В лесу суше, чем на проезжих дорогах и прохожих тропках. На дорогах и тропках грязь несусветная. Машины идут, танки, артиллерия, обозы. Месят грязь, обдают грязью… Люди идут, скользят в разные стороны, чертыхаются — тоже месят грязь.
Тут, в лесу, совсем не так. Больше листвы под ногами, больше травы и мхов, больше корней и хвои. Мхи мягкими островками тянутся вдоль корней деревьев, желто-серые иголки елей и сосен устилают землю. Деревья прикрывают землю от дождя, и влаги меньше.
Лес, битый бомбами и снарядами, изрешеченный пулями и осколками, вроде бы и замер. Замер в ожидании чего-то важного, существенного. Может, зимы? Или нового немецкого прорыва? Или он, лес, просто думает? О судьбе своей, о жизни и о людях?
На противоположном берегу раздался какой-то треск, потом шум и хрип, и тут мощный громкоговоритель откашлялся и произнес:
— Русские! Слушайте! Сейчас к вам обратится генерал Блюментрит…
Опять хрип, опять, треск и шум, и вот уже немецкая речь в репродукторе.

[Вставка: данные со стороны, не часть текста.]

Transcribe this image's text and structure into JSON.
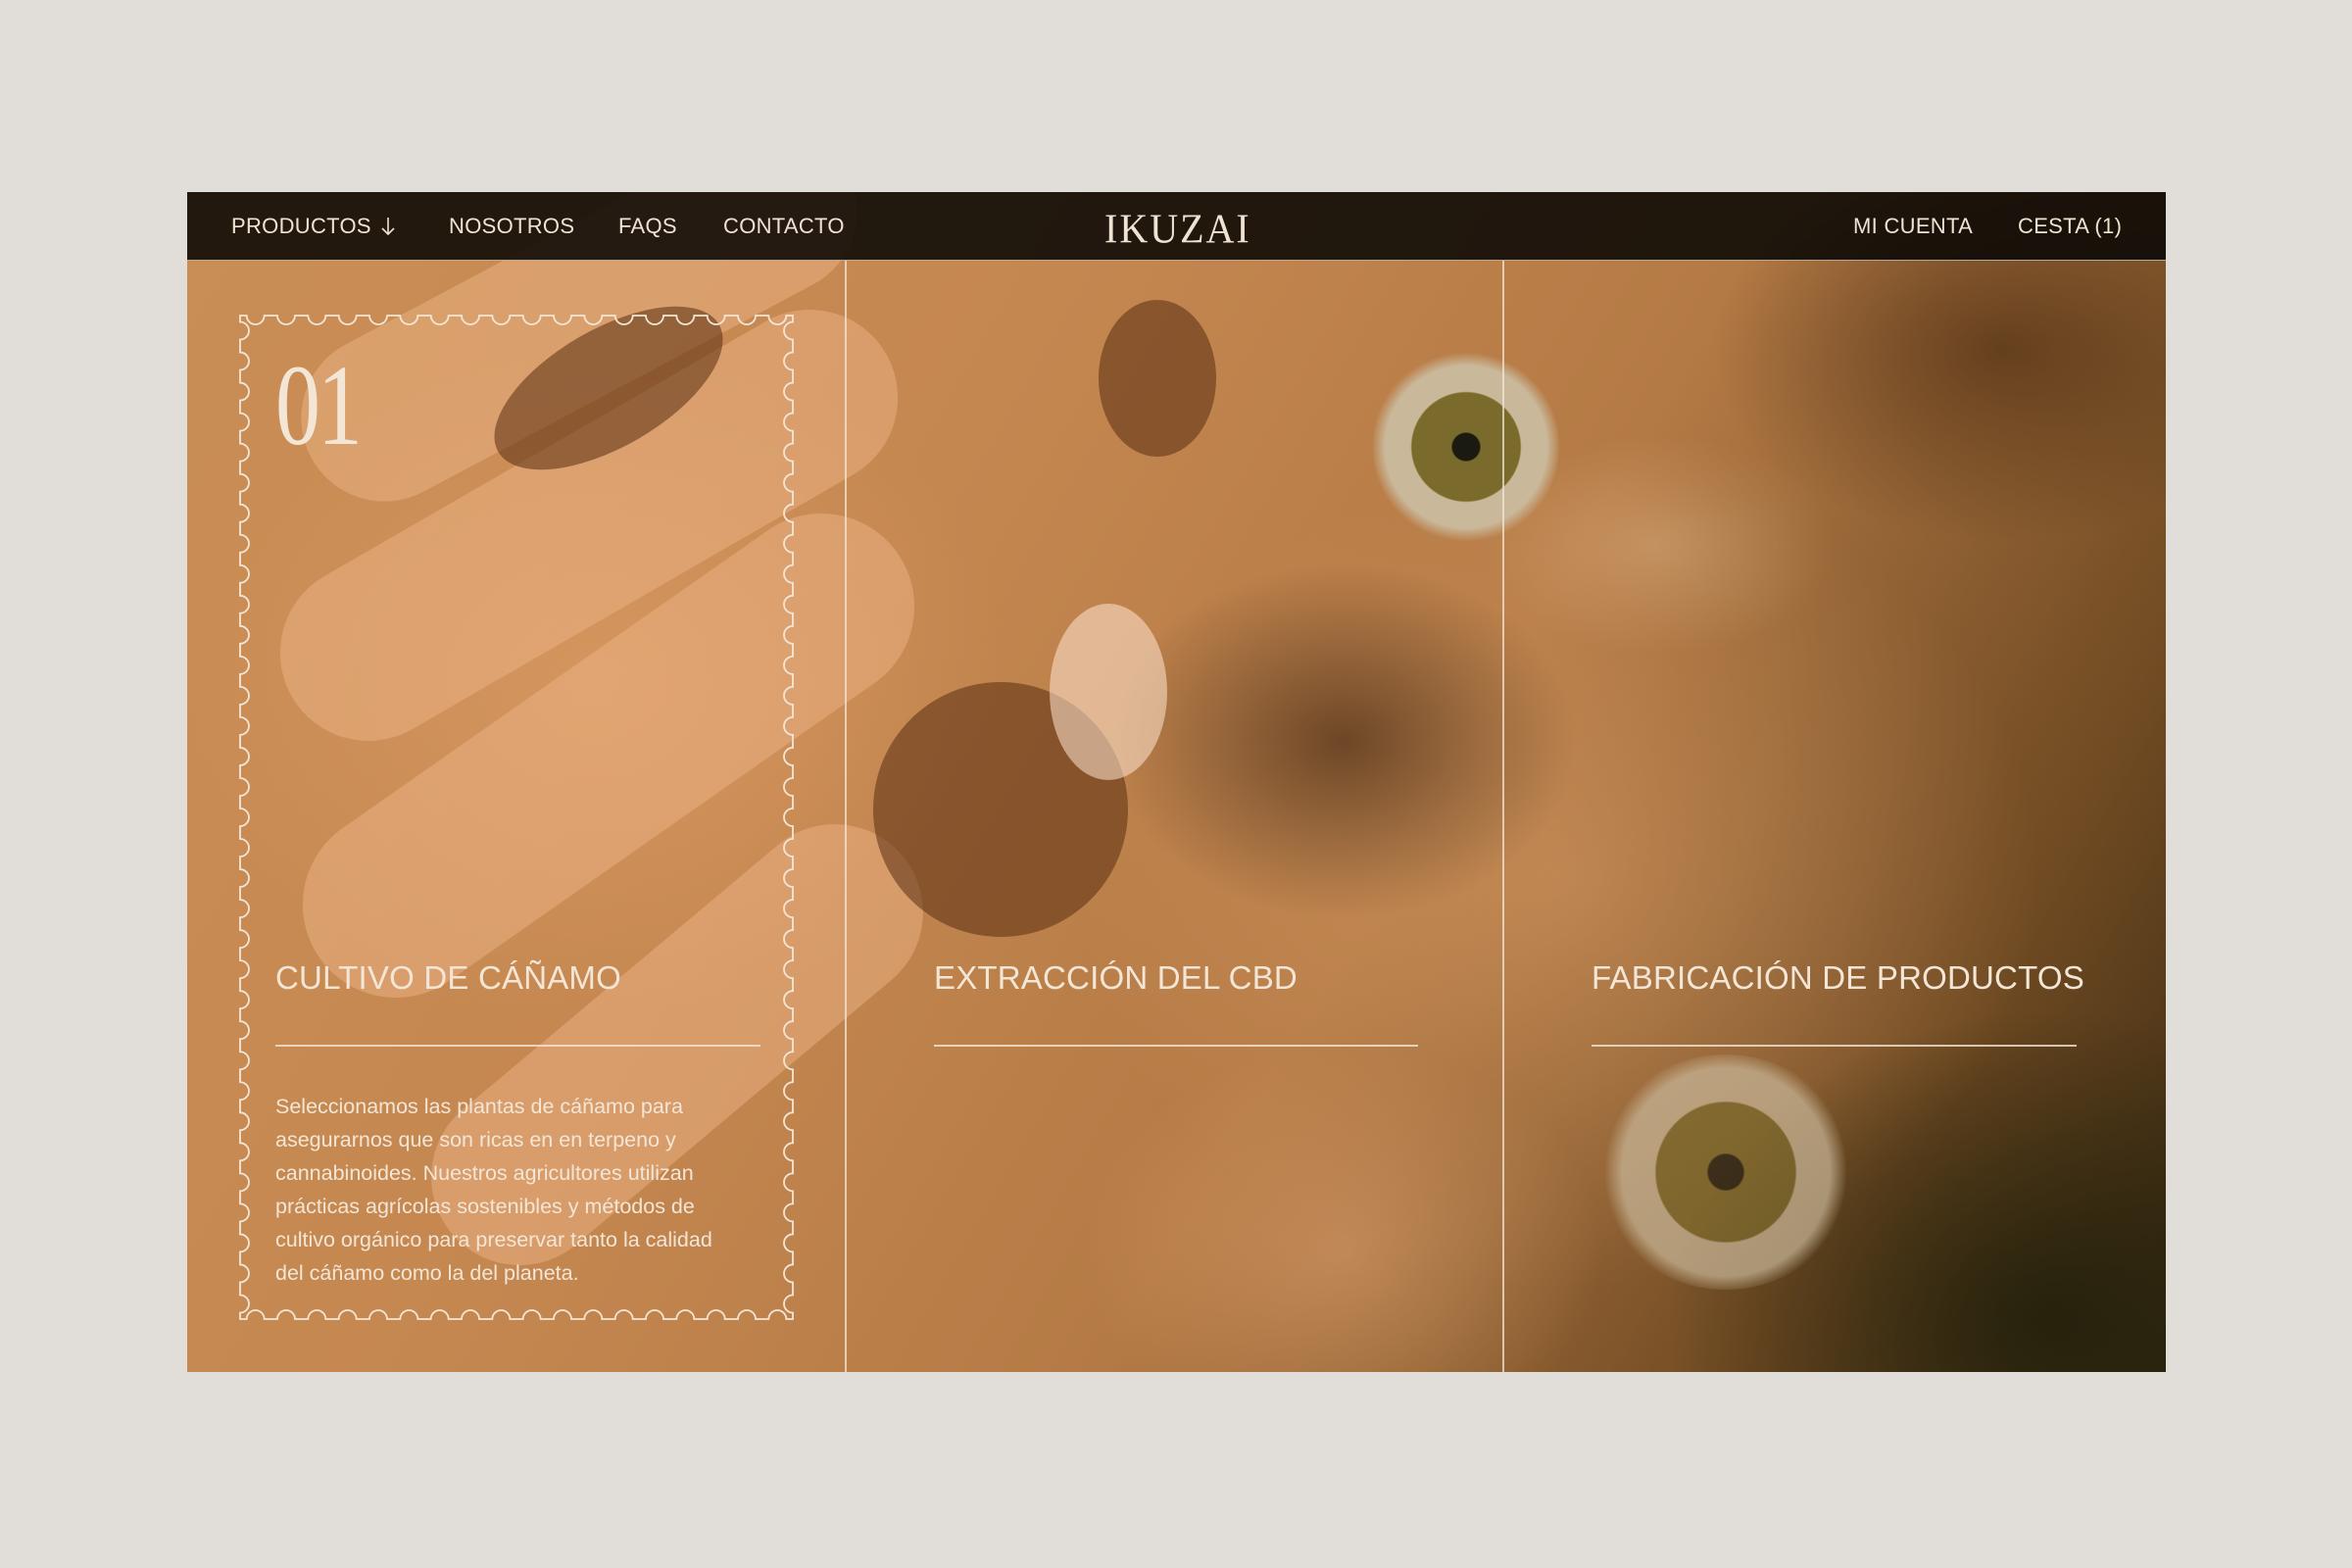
{
  "nav": {
    "left_items": [
      {
        "label": "PRODUCTOS",
        "icon": "arrow-down-icon"
      },
      {
        "label": "NOSOTROS"
      },
      {
        "label": "FAQS"
      },
      {
        "label": "CONTACTO"
      }
    ],
    "logo": "IKUZAI",
    "right_items": [
      {
        "label": "MI CUENTA"
      },
      {
        "label": "CESTA (1)"
      }
    ]
  },
  "steps": [
    {
      "number": "01",
      "title": "CULTIVO DE CÁÑAMO",
      "text": "Seleccionamos las plantas de cáñamo para asegurarnos que son ricas en en terpeno y cannabinoides. Nuestros agricultores utilizan prácticas agrícolas sostenibles y métodos de cultivo orgánico para preservar tanto la calidad del cáñamo como la del planeta."
    },
    {
      "title": "EXTRACCIÓN DEL CBD"
    },
    {
      "title": "FABRICACIÓN DE PRODUCTOS"
    }
  ],
  "colors": {
    "page_background": "#e1ddd9",
    "nav_background": "#0a0805",
    "text_cream": "#f3e6d6"
  }
}
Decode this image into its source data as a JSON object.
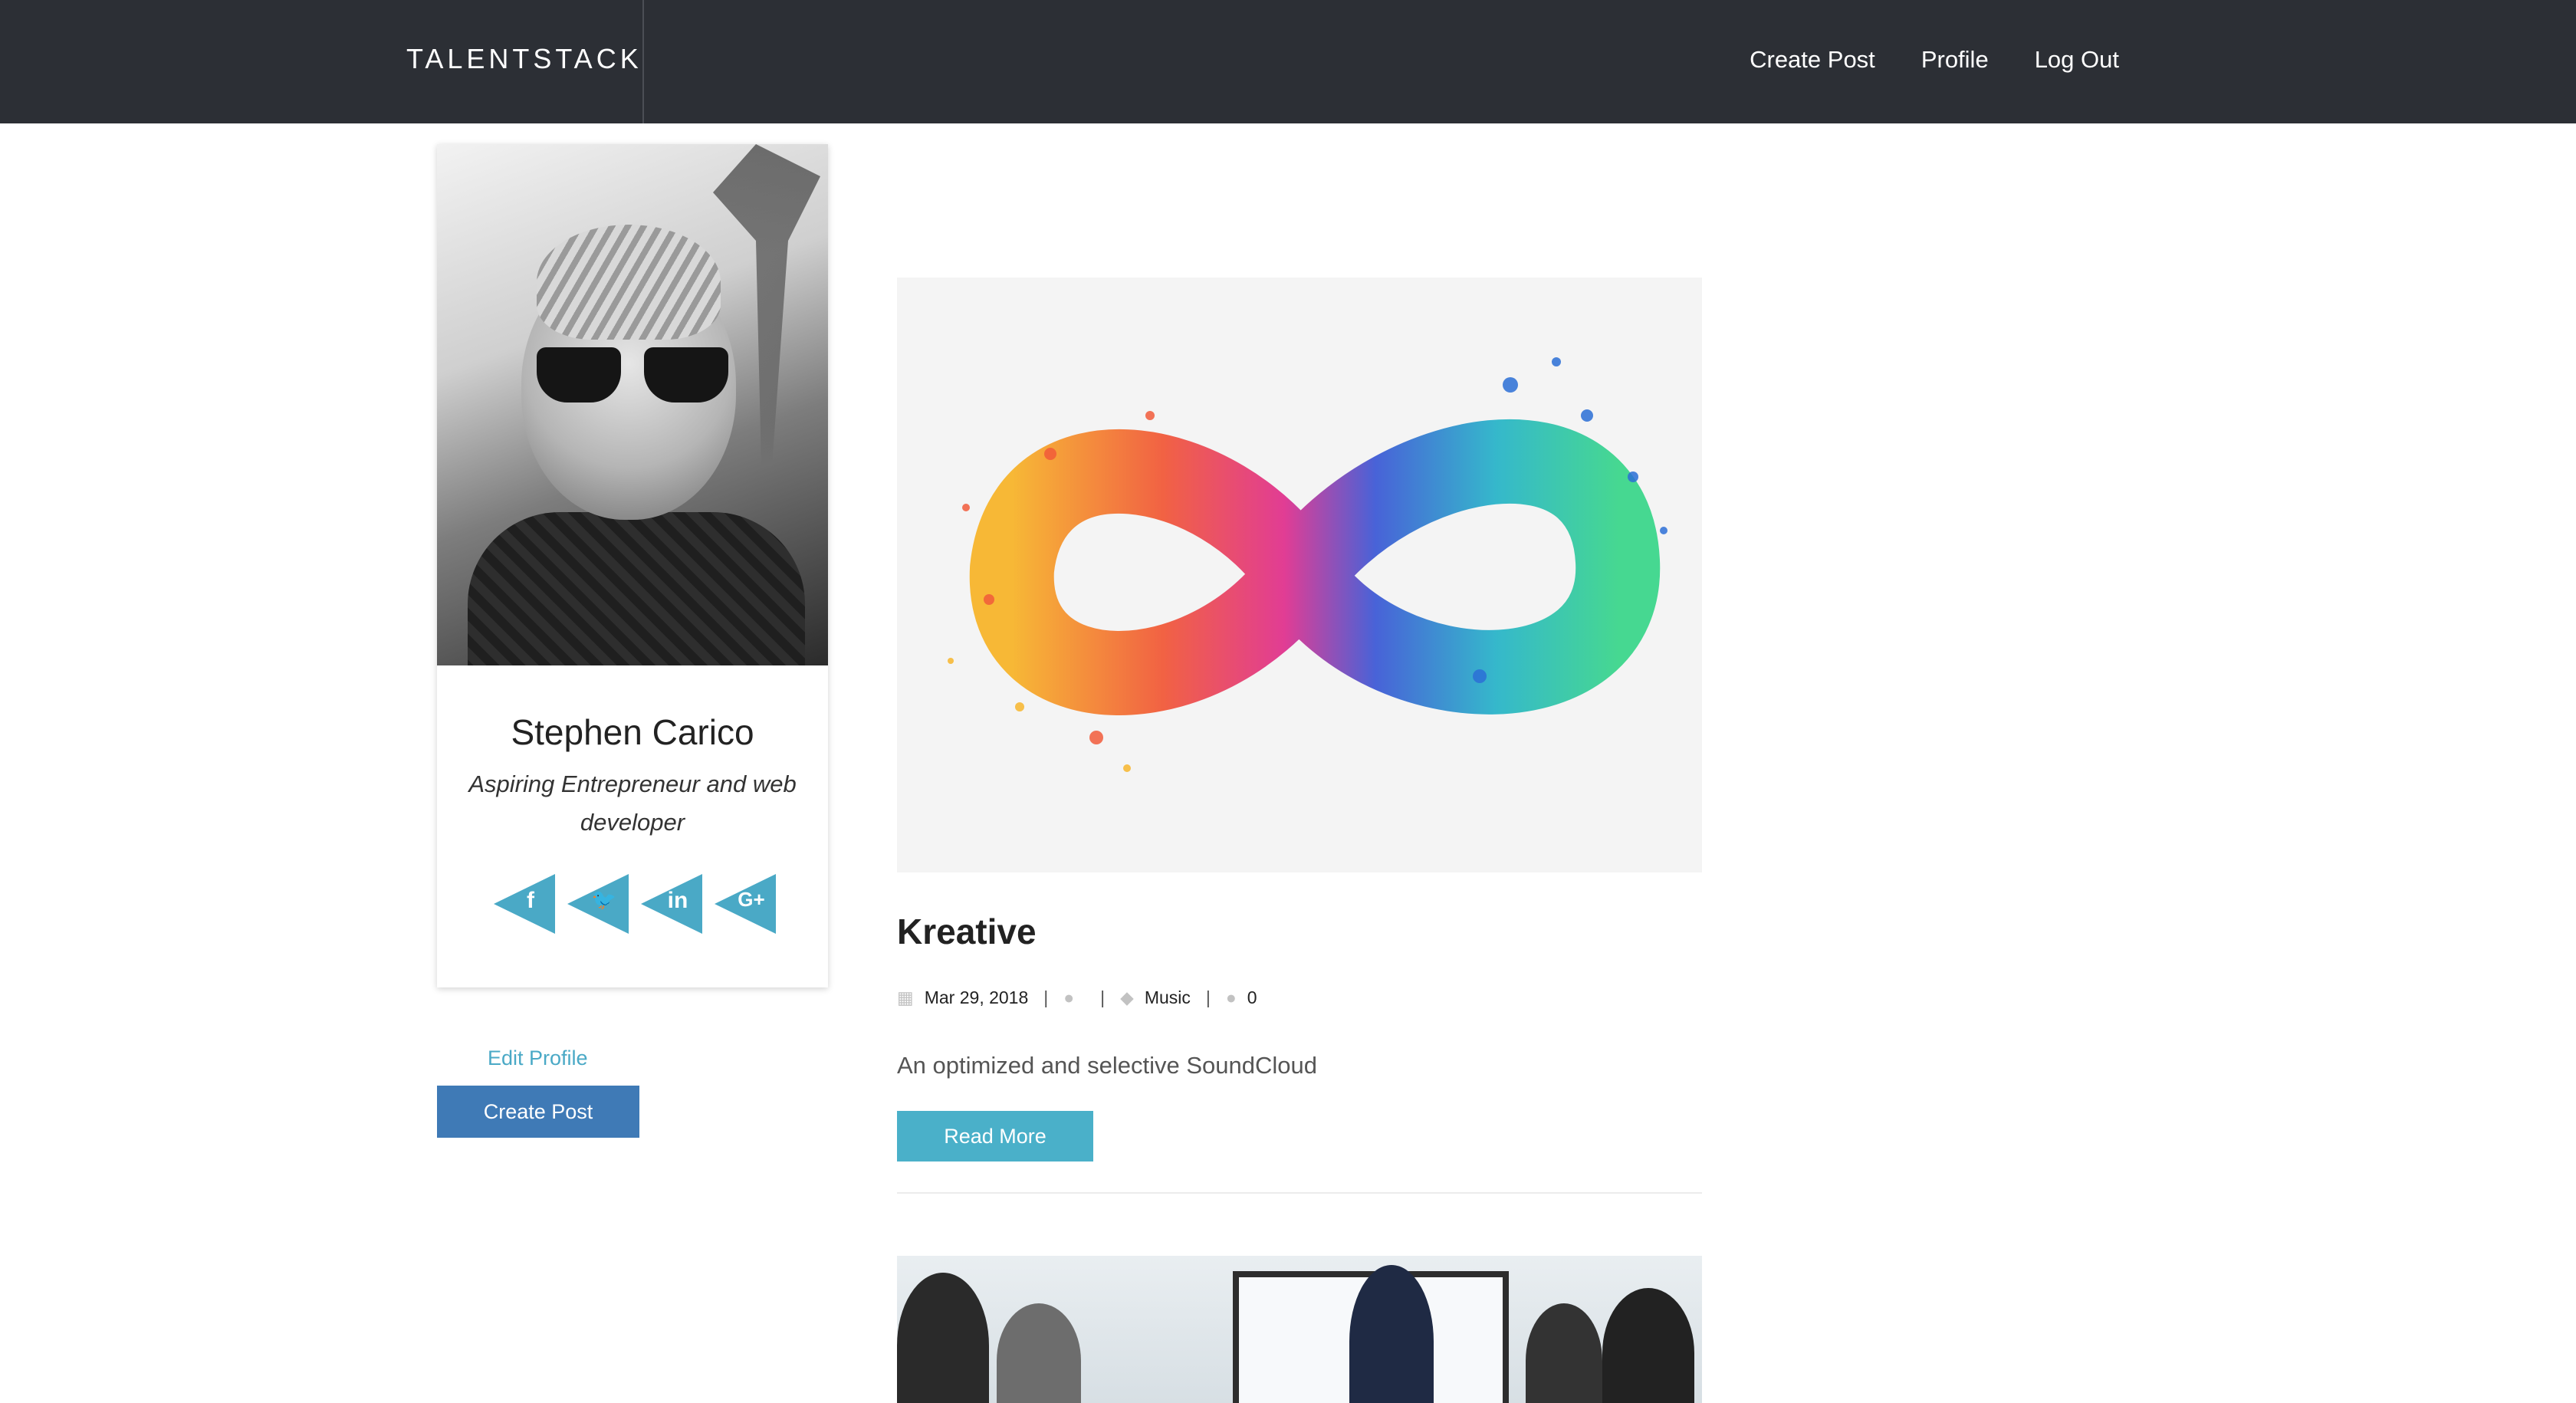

Ее перебивает прежний русский голос:
— Господин генерал говорит: по поручению германского командования я обращаюсь к вам, русские солдаты и офицеры, с предложением прекратить сопротивление. Мы высоко ценим ваше мужество и стойкость. Но сейчас, когда доблестные германские войска вплотную подошли к Москве, ваша стойкость бессмысленна.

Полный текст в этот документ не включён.